Oleh: Aning (Ibu Rumah tangga)
Jakarta-Jawa, Bali, dan Nusa Tenggara harus bersiap-siap menghadapi kekeringan. Antisipasi urgent dilakukan karena kekeringan yang akan terjadi terbilang panjang dan extrim. Peringatan itu disampaikan Badan Meteologi Klimatologi dan Geofisika (BMKG) berdasarkan hasil monitoring hari tanpa hujan (HTH) hingga tanggal 30 Juli 2019. Beberapa daerah dijawa yg berpotensi mengalami kekeringan antara lain Sumedang, Gunung Kidul, Magetan, Ngawi, Bojonegoro, Gresik, Tuban, Pasuruan, dan Pamekasan. Berdasarkan catatan BMKG wilayah yang memiliki potensi kekeringan adalah yang telah mengalami HTH lebih dari 60 hari dan diperkirakan curah hujan rendah alias kurang dari 20 mm dalam 10 hari mendatang dengan peluang lebih dari 70%.
Melihat gambaran kekeringan yang melanda negeri ini berikut dampak yang ditimbulkan nya, pasti akan memunculkan pertanyaan, 'apa yang sudah dilakukan pemerintah?'. Bencana kekeringan yang dipengaruhi oleh anomali iklim El Nino bukanlah pertama kali melanda negri ini. Dalam catatan bencana di Indonesia El Nino yang terjadi pada tahun 1997-1998 merupakan fenomena yang memiliki dampak paling kuat. Kerugian yang dialami Indonesia terutama terjadi pada sektor pertanian dan Kehutanan. Saat itu kekeringan melanda 3,9 juta hektar lahan pertanian dengan total kerugian 4,66 juta dolar AS. Sementara itu, kebakaran hutan dan lahan terjadi pada 11,6 juta hektar dengan total kerugian 2,75 miliar dolar AS. Dari luas total hutan yang terdampak ketika itu, terdapat 1,45 juta lahan gambut yang kaya karbo. Ini mengakibatkan emisi karbon dioksida sebesar 2,5 gigaton atau setara 40% emisi global.
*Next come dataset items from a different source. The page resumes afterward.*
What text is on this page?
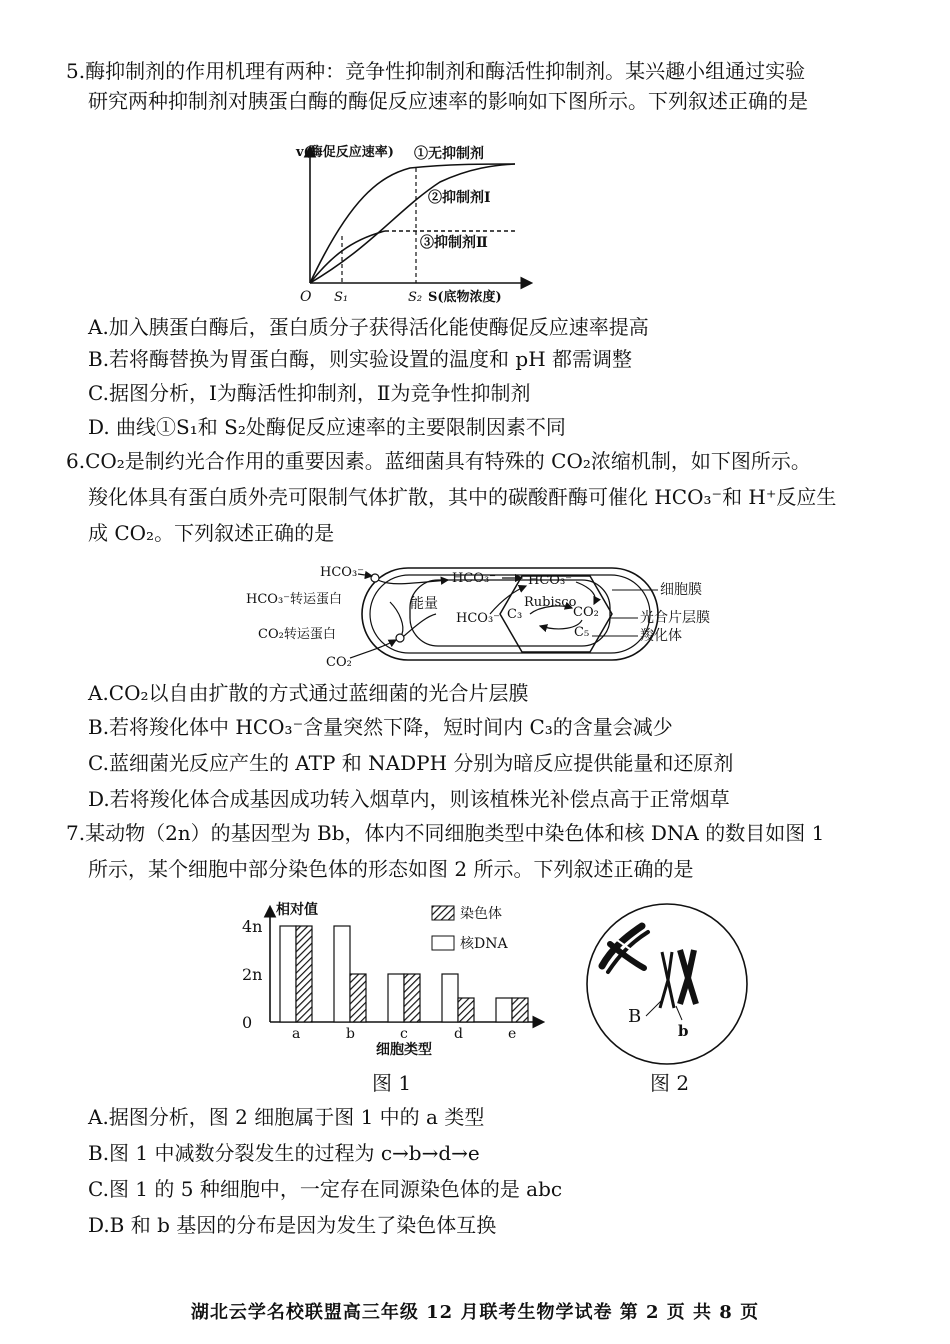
5.酶抑制剂的作用机理有两种：竞争性抑制剂和酶活性抑制剂。某兴趣小组通过实验
研究两种抑制剂对胰蛋白酶的酶促反应速率的影响如下图所示。下列叙述正确的是
v(酶促反应速率) ①无抑制剂
②抑制剂Ⅰ
③抑制剂Ⅱ
O S₁	S₂ S(底物浓度)
A.加入胰蛋白酶后，蛋白质分子获得活化能使酶促反应速率提高
B.若将酶替换为胃蛋白酶，则实验设置的温度和 pH 都需调整
C.据图分析，Ⅰ为酶活性抑制剂，Ⅱ为竞争性抑制剂
D. 曲线①S₁和 S₂处酶促反应速率的主要限制因素不同
6.CO₂是制约光合作用的重要因素。蓝细菌具有特殊的 CO₂浓缩机制，如下图所示。
羧化体具有蛋白质外壳可限制气体扩散，其中的碳酸酐酶可催化 HCO₃⁻和 H⁺反应生
成 CO₂。下列叙述正确的是
HCO₃⁻
HCO₃⁻转运蛋白
CO₂转运蛋白
CO₂
能量
HCO₃⁻
HCO₃⁻ HCO₃⁻
C₃
Rubisco
CO₂
C₅
细胞膜
光合片层膜
羧化体
A.CO₂以自由扩散的方式通过蓝细菌的光合片层膜
B.若将羧化体中 HCO₃⁻含量突然下降，短时间内 C₃的含量会减少
C.蓝细菌光反应产生的 ATP 和 NADPH 分别为暗反应提供能量和还原剂
D.若将羧化体合成基因成功转入烟草内，则该植株光补偿点高于正常烟草
7.某动物（2n）的基因型为 Bb，体内不同细胞类型中染色体和核 DNA 的数目如图 1
所示，某个细胞中部分染色体的形态如图 2 所示。下列叙述正确的是
相对值
细胞类型
0
2n
4n
a	b	c	d	e
染色体
核DNA
图 1
B
b
图 2
A.据图分析，图 2 细胞属于图 1 中的 a 类型
B.图 1 中减数分裂发生的过程为 c→b→d→e
C.图 1 的 5 种细胞中，一定存在同源染色体的是 abc
D.B 和 b 基因的分布是因为发生了染色体互换
湖北云学名校联盟高三年级 12 月联考生物学试卷 第 2 页 共 8 页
Angka emisi karbon yang menggila tersebut terdapat luar biasa hebat pada kebakaran hutan dan seketika mencemarkan langit Indonesia dengan warna hitam pekat akibat kebakaran hutan. Kala itu, lebih 20 juta penduduk Asia Tenggara terkena serangan pada kesehatan pernapasan. Bahkan ketika itu banyak pakar ekonomi memprediksi bahwa gejala El Nino 1997 menjadi pemicu paling masuk akal atas krisis moneter Indonesia yang paling parah sepanjang sejarah bangsa. Pengalaman bencana kekeringan akibat El Nino 1997-1998 seharusnya menjadi pelajaran bagi pemerintah untuk bisa menghadapi bencana kekeringan akibat kemarau ditahun yang akan datang. Akan tetapi, seperti bencana kekeringan yang terjadi saat ini, pemerintah terkesan lamban dan masih meraba-raba solusi apa yang paling tepat untuk menghadapi dan menyelesaikan masalah kekeringan ini.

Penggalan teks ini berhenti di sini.